While the Feinstein bill could gain support in the Senate, a Congressional aide familiar with the politics in the House say it's likely dead on arrival in the lower chamber. If it went down, however, pro-surveillance lawmakers would still likely put up a fight.

"The fact is, the NSA has done more to save German lives than the German army since World War II," Rep. Peter King (R-NY) said on CNN.

Still, others often in favor of government surveillance have carved out surprising positions. Republican hawk John McCain, for instance, is now calling for a special select committee to investigate U.S. spying. "We have always eavesdropped on people around the world. But the advance of technology has given us enormous capabilities, and I think you might make an argument that some of this capability has been very offensive both to us and to our allies," McCain said.

Over at the Pentagon, Defense Secretary Chuck Hagel Monday refused to comment on the NSA's surveillance of world leaders, dismissing questions about what he may or may not have known about intelligence collection. "We have great respect for our partners, our allies, who cooperate with us and we cooperate with them to try to keep the world safe," said Hagel, standing beside New Zealand Minister of Defense Jonathan Coleman during a Pentagon press briefing. "Intelligence is a key part of that.
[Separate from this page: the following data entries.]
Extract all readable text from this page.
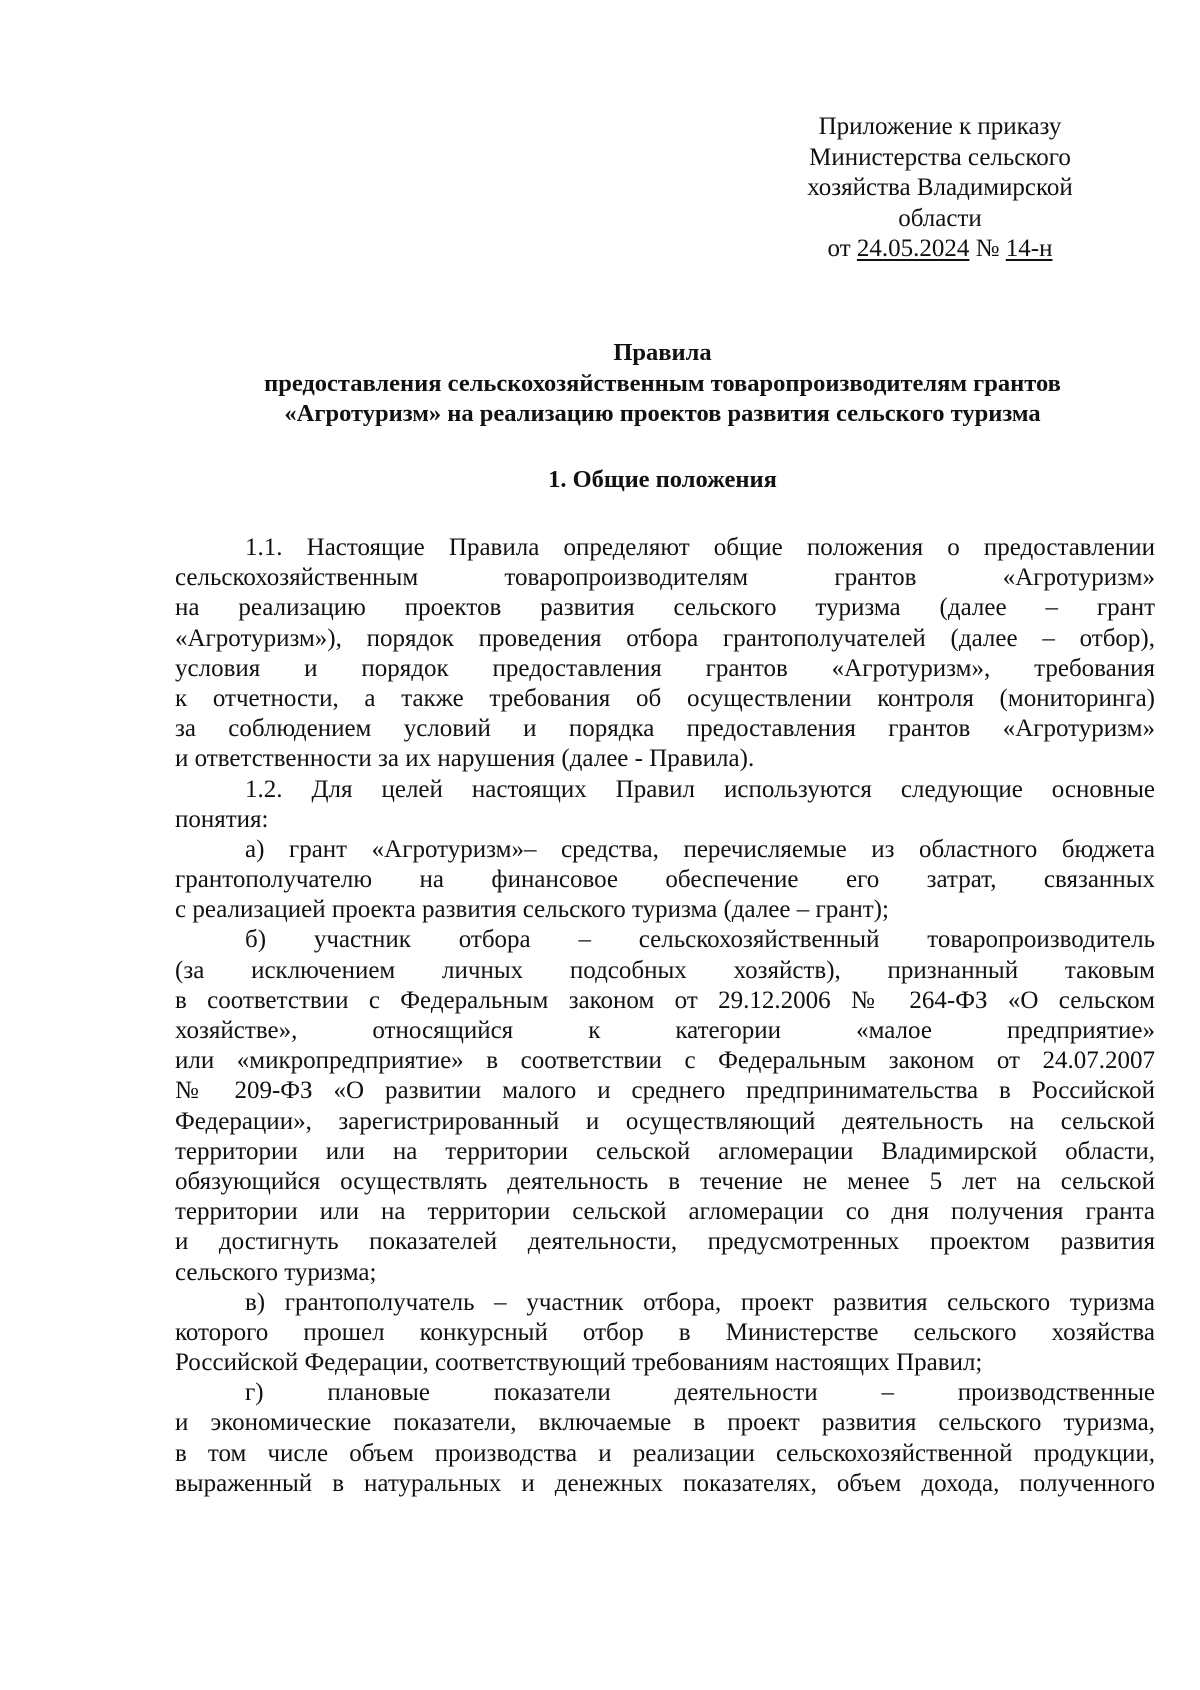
Приложение к приказу
Министерства сельского
хозяйства Владимирской
области
от 24.05.2024 № 14-н
Правила
предоставления сельскохозяйственным товаропроизводителям грантов
«Агротуризм» на реализацию проектов развития сельского туризма
1. Общие положения
1.1. Настоящие Правила определяют общие положения о предоставлении
сельскохозяйственным товаропроизводителям грантов «Агротуризм»
на реализацию проектов развития сельского туризма (далее – грант
«Агротуризм»), порядок проведения отбора грантополучателей (далее – отбор),
условия и порядок предоставления грантов «Агротуризм», требования
к отчетности, а также требования об осуществлении контроля (мониторинга)
за соблюдением условий и порядка предоставления грантов «Агротуризм»
и ответственности за их нарушения (далее - Правила).
1.2. Для целей настоящих Правил используются следующие основные
понятия:
а) грант «Агротуризм»– средства, перечисляемые из областного бюджета
грантополучателю на финансовое обеспечение его затрат, связанных
с реализацией проекта развития сельского туризма (далее – грант);
б) участник отбора – сельскохозяйственный товаропроизводитель
(за исключением личных подсобных хозяйств), признанный таковым
в соответствии с Федеральным законом от 29.12.2006 № 264-ФЗ «О сельском
хозяйстве», относящийся к категории «малое предприятие»
или «микропредприятие» в соответствии с Федеральным законом от 24.07.2007
№ 209-ФЗ «О развитии малого и среднего предпринимательства в Российской
Федерации», зарегистрированный и осуществляющий деятельность на сельской
территории или на территории сельской агломерации Владимирской области,
обязующийся осуществлять деятельность в течение не менее 5 лет на сельской
территории или на территории сельской агломерации со дня получения гранта
и достигнуть показателей деятельности, предусмотренных проектом развития
сельского туризма;
в) грантополучатель – участник отбора, проект развития сельского туризма
которого прошел конкурсный отбор в Министерстве сельского хозяйства
Российской Федерации, соответствующий требованиям настоящих Правил;
г) плановые показатели деятельности – производственные
и экономические показатели, включаемые в проект развития сельского туризма,
в том числе объем производства и реализации сельскохозяйственной продукции,
выраженный в натуральных и денежных показателях, объем дохода, полученного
And I think this issue will continue to be explored, as -- as it is now, but that's all I have to say."

Coleman responded to the same question: "New Zealand's not worried at all about this," he said. "We don't believe it would be occurring, and look, quite frankly there'd be nothing that anyone could hear in our private conversations that we wouldn't be prep[ared to share publicly." Coleman then cited a political cartoon in a newspaper in Wellington. It showed an analyst listening to the communiques from New Zealand with a big stream of "ZZZs" next to it. "I don't think New Zealand's got anything to worry about, and we have high trust in our relationships with the U.S."